AI Recognizes Emotions – Even in Low-Resource Languages

  • News
  • Research

Whether joy, anger, fear, or sadness – language models such as ChatGPT have long been able to recognize emotions in texts. At least, that's true for English and other languages for which extensive training data is available. But what about less common languages?

There is still some catching up to do here, says Dr. Daryna Dementieva: “Large language models – known as LLMs – basically work in many languages. But for certain downstream tasks, they don't perform with sufficient precision – including emotion recognition in low-resource languages,” explains the research assistant at Prof. Alexander Fraser's Chair of Data Analytics & Statistics at TUM Campus Heilbronn. “The reason is often a lack of data sets. That's why it's necessary to collect specific regional, cultural, and language-specific data for the respective target language.”

This is exactly what is happening in the multilingual, multinational project “BRIGHTER” in which Dementieva is involved: Researchers from numerous countries are working together to develop a data set for 28 languages from Europe, Asia, Africa, and America. Dementieva's contribution: she created EMOBENCH-UA – the first publicly available data set for emotion detection in Ukrainian texts. 

The reason why she devoted herself to the Ukrainian language is obvious: “Ukrainian is my mother tongue. That's why I was invited to participate in this joint project.” EMOBENCH-UA was based on a corpus of nearly 5,000 posts on Platform X (formerly Twitter) in Ukrainian. There were several reasons for choosing this data, the most important being: “We were interested in texts that express feelings. Such content is particularly common on social media. At the same time, we needed short, freely accessible texts in Ukrainian.”

 

Original Data Works Best

 

Dementieva explains the next steps: “From the data set, which comprises several million tweets, we first made a preliminary selection: We identified posts with emojis, translated them into English, and analyzed them with an emotion classifier. This allowed us to filter out the texts that were highly likely to contain an emotion.” The actual labeling was then carried out via the crowdsourcing platform Toloka.ai: The test subjects – all native Ukrainian speakers – were asked to assign each post to one of six feelings: anger, fear, joy, disgust, surprise, sadness, or the seventh category, “no emotion”.

In the next step, the researchers had various language models perform the same emotion analysis – from language-based approaches to so-called transformers, which analyze texts in their overall context, to LLMs. The researchers then compared the results to find out which type of model is best suited for emotion detection in Ukrainian.

The most important findings: Despite strong results from the latest LLMs, the leaner transformer models proved to be a competitive and efficient alternative.

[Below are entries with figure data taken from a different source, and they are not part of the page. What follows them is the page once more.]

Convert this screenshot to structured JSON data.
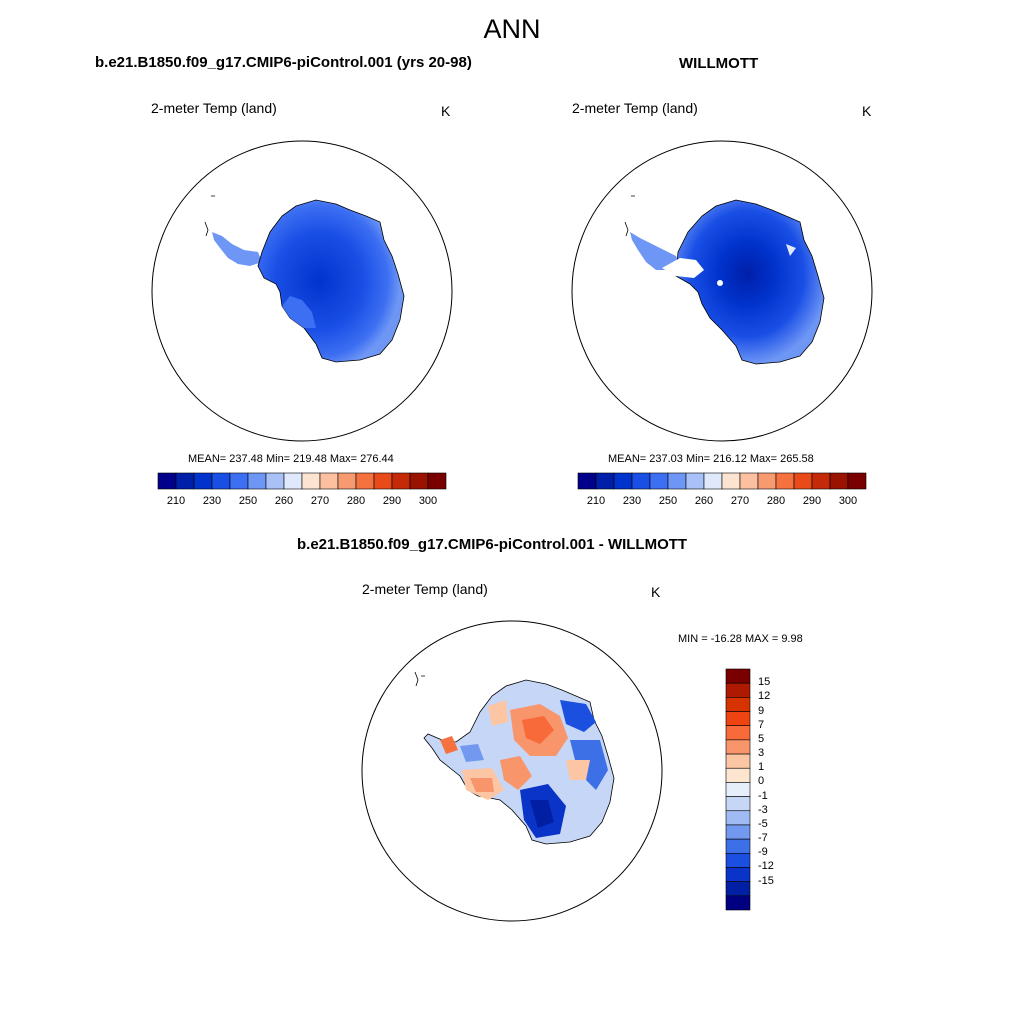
{
  "figure": {
    "title": "ANN",
    "panels": [
      {
        "case_title": "b.e21.B1850.f09_g17.CMIP6-piControl.001 (yrs 20-98)",
        "variable_label": "2-meter Temp (land)",
        "units": "K",
        "stats": "MEAN= 237.48  Min= 219.48  Max= 276.44"
      },
      {
        "case_title": "WILLMOTT",
        "variable_label": "2-meter Temp (land)",
        "units": "K",
        "stats": "MEAN= 237.03  Min= 216.12  Max= 265.58"
      },
      {
        "case_title": "b.e21.B1850.f09_g17.CMIP6-piControl.001 - WILLMOTT",
        "variable_label": "2-meter Temp (land)",
        "units": "K",
        "stats": "MIN = -16.28 MAX =   9.98"
      }
    ],
    "abs_colorbar": {
      "colors": [
        "#00008b",
        "#001fa9",
        "#0033cc",
        "#1a4fe6",
        "#3d6ff2",
        "#6e96f5",
        "#a9c1f7",
        "#dfe9fb",
        "#fde4d0",
        "#fcc0a0",
        "#f89a70",
        "#f5713f",
        "#e84a1a",
        "#c42a08",
        "#9a1200",
        "#7a0000"
      ],
      "tick_labels": [
        "210",
        "230",
        "250",
        "260",
        "270",
        "280",
        "290",
        "300"
      ]
    },
    "diff_colorbar": {
      "colors": [
        "#7a0000",
        "#ad1a00",
        "#d63300",
        "#ee4411",
        "#f86a3a",
        "#f9956b",
        "#fcc6a4",
        "#fde5d0",
        "#e6eefb",
        "#c5d6f7",
        "#a0bbf4",
        "#7299ef",
        "#3d6fe6",
        "#1a4fe0",
        "#0a33c7",
        "#001fa2",
        "#000080"
      ],
      "tick_labels": [
        "15",
        "12",
        "9",
        "7",
        "5",
        "3",
        "1",
        "0",
        "-1",
        "-3",
        "-5",
        "-7",
        "-9",
        "-12",
        "-15"
      ]
    },
    "map_colors": {
      "coast": "#000000",
      "circle": "#000000"
    }
  }
}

In general, models trained with original Ukrainian-language data performed significantly better than those based on synthetic—i.e., artificially generated or automatically derived—training data. However, Dementieva was surprised by the strong performance of the Chinese models Qwen and DeepSeek. These were primarily trained for English and Chinese, but performed significantly better than some models developed specifically for Ukrainian. This may be due to their ability to think logically: “These models have particularly well-developed mechanisms for processing and structuring information. This enables them to achieve good results in other languages as well.”

 

Numerous Areas of Application

 

How can Dementieva's findings be put into practice? “I hope that Ukrainian developers in the field of NLP will benefit from this dataset and make use of it,” says the scientist. One possible area of application could be the analysis of product reviews: “If companies want to understand how their products are being discussed in the media or in feedback forms, they can analyze specifically whether positive or negative emotions predominate.” Dementieva also sees great potential at the social level – for example, in the fight against disinformation: Fake news often goes hand in hand with strong negative feelings or hatred. Such analyses can help to identify and filter harmful content at an early stage." Last but not least, there is increasing demand for chatbots that respond sensitively to emotions. EMOBENCH-UA could be an important component in developing such bots for Ukrainian.

Since the researcher will make all collected data and the best-performing trained model publicly available, the development process of the data set can also be transferred to other languages: “Of course, the definition of emotions and some examples will have to be adapted, but then the design can be reused to a large extent. In any case, interested parties can translate our instructions and the user interface design into their respective languages and add language- and culture-specific examples. Then it should not be too much effort to make the model work.”